UMSNH abre puertas a pueblos indígenas; convenio busca evitar que la falta de recursos frene estudios

La falta de dinero y la distancia entre las comunidades y los centros educativos siguen cerrando las puertas de la educación superior a jóvenes indígenas de Michoacán. Esa realidad quedó expuesta durante la firma de un convenio entre la Universidad Michoacana de San Nicolás de Hidalgo (UMSNH) y el Consejo Supremo Indígena de Michoacán (CSIM), que busca llevar los acuerdos más allá del papel y traducirlos en oportunidades para las comunidades.

Uno de los testimonios fue el de Armando Felipe Salvador, integrante de un gobierno comunal y exestudiante de la Universidad Michoacana, quien recordó que tuvo que abandonar sus estudios profesionales porque sus padres no contaban con los recursos suficientes para sostenerlo en Morelia.

Aunque vivió en una Casa del Estudiante y recibió algunos apoyos, la situación económica terminó por impedirle concluir su carrera. Con el tiempo retomó su formación y actualmente se desempeña como maestro y director de una escuela primaria.

Su historia, explicó, no es aislada. La falta de recursos y las largas distancias continúan siendo obstáculos para jóvenes de comunidades indígenas, por lo que planteó a la Universidad ampliar las posibilidades de condonación y explorar alternativas para acercar la oferta educativa a las regiones.

La rectora Yarabí Ávila González respondió que las condonaciones pueden atenderse mediante los mecanismos universitarios y sostuvo que la institución debe mantener abiertos sus espacios para que más jóvenes de pueblos originarios puedan continuar su formación.

El convenio establece mecanismos de cooperación en educación, investigación, capacitación, desarrollo tecnológico, servicio social, prácticas profesionales y vinculación comunitaria. También abre la posibilidad de reconocer y certificar conocimientos y habilidades, entre ellos los relacionados con lenguas originarias.

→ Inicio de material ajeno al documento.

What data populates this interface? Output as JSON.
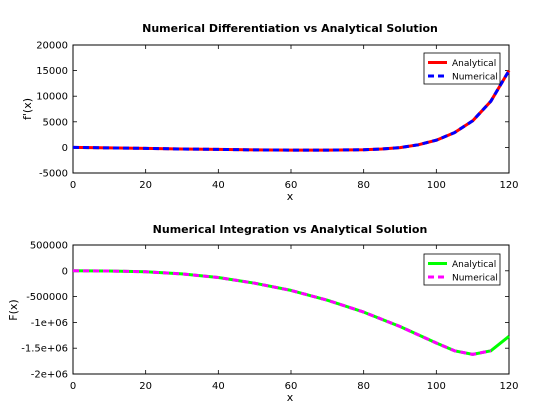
{
  "chart_data": [
    {
      "type": "line",
      "title": "Numerical Differentiation vs Analytical Solution",
      "xlabel": "x",
      "ylabel": "f'(x)",
      "xlim": [
        0,
        120
      ],
      "ylim": [
        -5000,
        20000
      ],
      "xticks": [
        "0",
        "20",
        "40",
        "60",
        "80",
        "100",
        "120"
      ],
      "yticks": [
        "-5000",
        "0",
        "5000",
        "10000",
        "15000",
        "20000"
      ],
      "legend_position": "top-right",
      "grid": false,
      "series": [
        {
          "name": "Analytical",
          "color": "#ff0000",
          "style": "solid",
          "x": [
            0,
            10,
            20,
            30,
            40,
            50,
            60,
            70,
            80,
            85,
            90,
            95,
            100,
            105,
            110,
            115,
            120
          ],
          "y": [
            0,
            -90,
            -200,
            -310,
            -400,
            -480,
            -520,
            -520,
            -450,
            -320,
            -30,
            500,
            1400,
            2900,
            5200,
            9000,
            15000
          ]
        },
        {
          "name": "Numerical",
          "color": "#0000ff",
          "style": "dashed",
          "x": [
            0,
            10,
            20,
            30,
            40,
            50,
            60,
            70,
            80,
            85,
            90,
            95,
            100,
            105,
            110,
            115,
            120
          ],
          "y": [
            0,
            -90,
            -200,
            -310,
            -400,
            -480,
            -520,
            -520,
            -450,
            -320,
            -30,
            500,
            1400,
            2900,
            5200,
            9000,
            15000
          ]
        }
      ]
    },
    {
      "type": "line",
      "title": "Numerical Integration vs Analytical Solution",
      "xlabel": "x",
      "ylabel": "F(x)",
      "xlim": [
        0,
        120
      ],
      "ylim": [
        -2000000,
        500000
      ],
      "xticks": [
        "0",
        "20",
        "40",
        "60",
        "80",
        "100",
        "120"
      ],
      "yticks": [
        "-2e+06",
        "-1.5e+06",
        "-1e+06",
        "-500000",
        "0",
        "500000"
      ],
      "legend_position": "top-right",
      "grid": false,
      "series": [
        {
          "name": "Analytical",
          "color": "#00ff00",
          "style": "solid",
          "x": [
            0,
            10,
            20,
            30,
            40,
            50,
            60,
            70,
            80,
            90,
            100,
            105,
            110,
            115,
            120
          ],
          "y": [
            0,
            -4500,
            -20000,
            -60000,
            -130000,
            -240000,
            -380000,
            -570000,
            -800000,
            -1080000,
            -1400000,
            -1550000,
            -1620000,
            -1550000,
            -1270000
          ]
        },
        {
          "name": "Numerical",
          "color": "#ff00ff",
          "style": "dashed",
          "x": [
            0,
            10,
            20,
            30,
            40,
            50,
            60,
            70,
            80,
            90,
            100,
            105,
            110,
            115
          ],
          "y": [
            0,
            -4500,
            -20000,
            -60000,
            -130000,
            -240000,
            -380000,
            -570000,
            -800000,
            -1080000,
            -1400000,
            -1550000,
            -1620000,
            -1550000
          ]
        }
      ]
    }
  ]
}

Para el vocero del Consejo Supremo Indígena, Pável Uliánov Guzmán, la colaboración permitirá que universitarios realicen su servicio social en alguna de las 80 comunidades que integran la organización y que el conocimiento académico contribuya a proyectos surgidos desde los propios pueblos. El Consejo agrupa comunidades purépechas, otomíes, matlazincas o pirindas, nahuas y afromexicanas.

Pável Guzmán recordó además que numerosos integrantes de gobiernos comunales se formaron en la Universidad Michoacana y posteriormente regresaron a sus lugares de origen para participar en procesos comunitarios. “Es un orgullo ser nicolaita”, expresó al reivindicar ese vínculo histórico.

La rectora puso el énfasis en que la firma deberá convertirse en acciones concretas. Propuso instalar una mesa de trabajo para definir proyectos, fechas y responsabilidades, y sostuvo que el acuerdo deberá trascender a las actuales administraciones universitarias.

“Lo que el día de hoy se firma ya no tiene marcha atrás”, señaló la rectora al afirmar que la colaboración deberá respetarse en beneficio de las siguientes generaciones.

La Universidad también manifestó disposición para que estudiantes originarios de las comunidades puedan realizar ahí su servicio social y prácticas profesionales, permitiéndoles regresar a sus lugares de origen y aplicar los conocimientos adquiridos.

El encuentro dejó además solicitudes concretas sobre salud, investigación, rescate de la historia de los pueblos y certificación de hablantes de lenguas indígenas. La Rectora reconoció que en carreras del área de la salud existen restricciones que dependen de autorizaciones federales, pero ofreció acompañar las gestiones correspondientes.

Más allá del documento firmado, el convenio recupera una de las vocaciones históricas de la Máxima Casa de Estudios: hacer de la educación una herramienta de movilidad y transformación social.